Wladyslaw stood erect, almost to attention, until Bennett had sat down, when the Pole dropped back into his chair. He touched the sheaf of papers he had been working on. ‘My sister –
I write much to her.’
‘It’s absolutely wonderful that you’ve found her again. You must be overjoyed. Where’s she living?’
‘Lodz. This is in south-western Poland. She is married now. This is why I don’t find her before.’
‘You must have a great deal to catch up on.’
‘Sorry – catch up?’
‘A lot of news you want to exchange.’
‘Ah yes,’ Wladyslaw said with a sigh. ‘But I think perhaps I write too much.’

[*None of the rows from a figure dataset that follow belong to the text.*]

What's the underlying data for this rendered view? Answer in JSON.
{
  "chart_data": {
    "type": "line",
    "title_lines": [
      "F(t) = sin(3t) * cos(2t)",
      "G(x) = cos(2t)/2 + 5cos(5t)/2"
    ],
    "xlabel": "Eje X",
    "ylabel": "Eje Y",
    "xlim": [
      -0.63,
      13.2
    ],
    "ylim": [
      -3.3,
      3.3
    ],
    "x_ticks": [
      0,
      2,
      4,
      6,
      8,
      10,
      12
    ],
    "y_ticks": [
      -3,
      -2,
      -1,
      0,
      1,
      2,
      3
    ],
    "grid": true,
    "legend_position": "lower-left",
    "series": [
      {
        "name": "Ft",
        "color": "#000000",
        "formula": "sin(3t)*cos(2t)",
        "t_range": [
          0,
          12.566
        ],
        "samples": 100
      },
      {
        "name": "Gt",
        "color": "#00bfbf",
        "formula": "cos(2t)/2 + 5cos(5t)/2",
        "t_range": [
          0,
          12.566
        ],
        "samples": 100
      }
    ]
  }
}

When language difficulties arose, Bennett often found it best to wait.
‘We have brother Aleks,’ Wladyslaw went on. ‘He is murdered with officers at Katyn – ten thousand, you know. But I think it is not good to say this.’
‘I’m so very sorry,’ Bennett murmured, thinking of the brother.
‘Sometimes letters that say too much do not arrive with families in Poland – we know this. And sometimes letters from families don’t arrive here with us.’ Shaking his
head, Wladyslaw leafed through the last few pages of his letter. ‘Yes . . . I think I write too many things. I think I make danger for Helenka.’